‘La educación es una inversión moral para Panamá’: mensaje de Ulloa en el inicio de clases
- 01/03/2026 09:55
Ulloa subrayó que educar no es solo transmitir conocimientos, sino formar personas capaces de pensar críticamente y actuar con responsabilidad.
Con un mensaje centrado en la humildad, la caridad y el servicio, el arzobispo metropolitano de Panamá, José Domingo Ulloa Mendieta, exhortó a la comunidad educativa del país a renovar su compromiso con una formación integral que coloque al estudiante en el centro, fortalezca la alianza con las familias y promueva una misión compartida entre todos los actores del sistema educativo.
En su mensaje por el inicio del año escolar, el también religioso agustino subrayó que cada comienzo de clases representa una nueva oportunidad para transformar vidas y sembrar esperanza en el país.
“Con el inicio del año escolar, Panamá vuelve a soñar”, expresó, al destacar que las aulas deben ser espacios donde niños y jóvenes descubran su talento, las familias acompañen activamente y los educadores continúen sembrando futuro.
El arzobispo dirigió un llamado especial a las autoridades educativas, recordándoles que la educación no puede reducirse a una política pública, sino que constituye “una inversión moral en el país”.
Inspirado en el Pacto Educativo Global impulsado por el Papa Francisco, Ulloa insistió en la necesidad de colocar a la persona en el centro del proceso educativo. Esto, explicó, implica garantizar una educación sin exclusión ni discriminación, en la que cada estudiante, sin importar su origen social, cultural o económico, tenga acceso real a oportunidades de crecimiento.
El mensaje enfatiza que el sistema educativo debe escuchar a las nuevas generaciones y formar líderes capaces de construir una sociedad más justa y humana, en un contexto global marcado por desafíos sociales, económicos y ambientales.
El arzobispo también dirigió palabras de gratitud a los docentes, reconociendo su vocación y compromiso. Señaló que educar no se limita a transmitir conocimientos, sino que implica formar “corazones inteligentes”, capaces de pensar críticamente y actuar con responsabilidad.
En un entorno caracterizado por el individualismo, sostuvo que los educadores están llamados a promover la fraternidad, el diálogo y el respeto, valores fundamentales para la convivencia democrática y la cohesión social.
Ulloa destacó el papel de las familias como primeras educadoras y las animó a fortalecer su alianza con las escuelas. Subrayó que cuando el hogar y el centro educativo trabajan de manera articulada, el estudiante se siente sostenido y acompañado.
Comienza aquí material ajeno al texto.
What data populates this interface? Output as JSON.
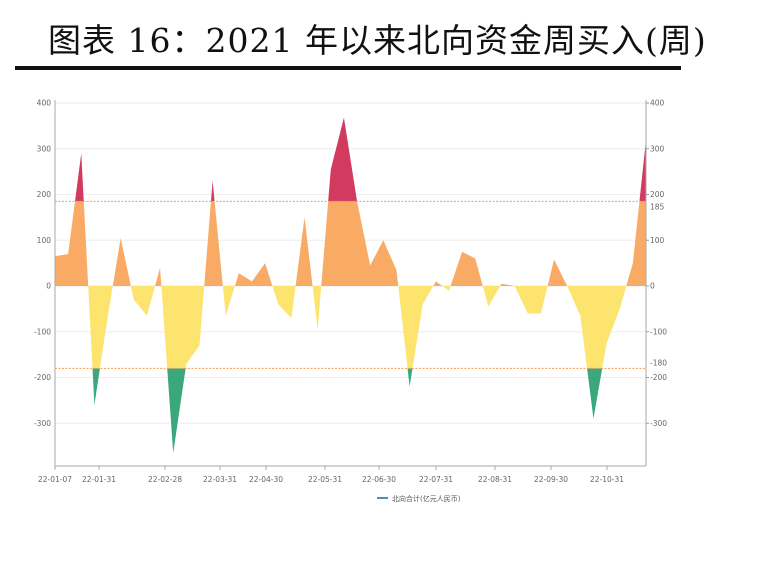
{
  "title": "图表 16：2021 年以来北向资金周买入(周)",
  "chart_data": {
    "type": "area",
    "title": "图表 16：2021 年以来北向资金周买入(周)",
    "xlabel": "",
    "ylabel": "",
    "ylim": [
      -390,
      400
    ],
    "yticks": [
      400,
      300,
      200,
      100,
      0,
      -100,
      -200,
      -300
    ],
    "right_extra_ticks": [
      185,
      -180
    ],
    "xtick_labels": [
      "22-01-07",
      "22-01-31",
      "22-02-28",
      "22-03-31",
      "22-04-30",
      "22-05-31",
      "22-06-30",
      "22-07-31",
      "22-08-31",
      "22-09-30",
      "22-10-31"
    ],
    "thresholds": [
      185,
      -180
    ],
    "grid": true,
    "legend": {
      "label": "北向合计(亿元人民币)",
      "position": "bottom",
      "color": "#4a90c0"
    },
    "band_colors": {
      "above_185": "#d23a60",
      "0_to_185": "#f9ab66",
      "-180_to_0": "#fde46e",
      "below_-180": "#3aa87c"
    },
    "threshold_color": "#f0a050",
    "series": [
      {
        "values": [
          65,
          70,
          290,
          -260,
          -70,
          105,
          -30,
          -65,
          40,
          -365,
          -170,
          -130,
          230,
          -65,
          28,
          10,
          50,
          -40,
          -70,
          150,
          -95,
          255,
          368,
          185,
          45,
          100,
          35,
          -220,
          -40,
          10,
          -10,
          75,
          60,
          -45,
          5,
          0,
          -60,
          -60,
          58,
          0,
          -65,
          -290,
          -125,
          -50,
          50,
          320
        ]
      }
    ]
  }
}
“La educación integral no se limita al aula; se construye también en la mesa familiar, en el ejemplo diario y en el acompañamiento cercano”, indicó.
Este enfoque, según el mensaje, busca consolidar una comunidad educativa en misión compartida, donde la corresponsabilidad sea la base para el desarrollo académico y humano de los estudiantes.
A los estudiantes, a quienes describió como protagonistas de este tiempo, el arzobispo les pidió no renunciar a sus sueños y asumir la educación como el camino más seguro para construir un proyecto de vida con dignidad.
Más allá de aprobar materias, señaló, la meta es convertirse en ciudadanos con calidad humana, comprometidos con el bien común y con el cuidado de la “casa común”, en referencia al entorno social y ambiental.
“Panamá necesita profesionales competentes, pero sobre todo ciudadanos íntegros”, afirmó.
El mensaje concluye con un llamado a que este inicio de clases sea una verdadera siembra de esperanza. Ulloa subrayó que el futuro del país se escribe en cada salón de clases y que solo trabajando juntos será posible ofrecer una educación que transforme vidas y fortalezca la nación.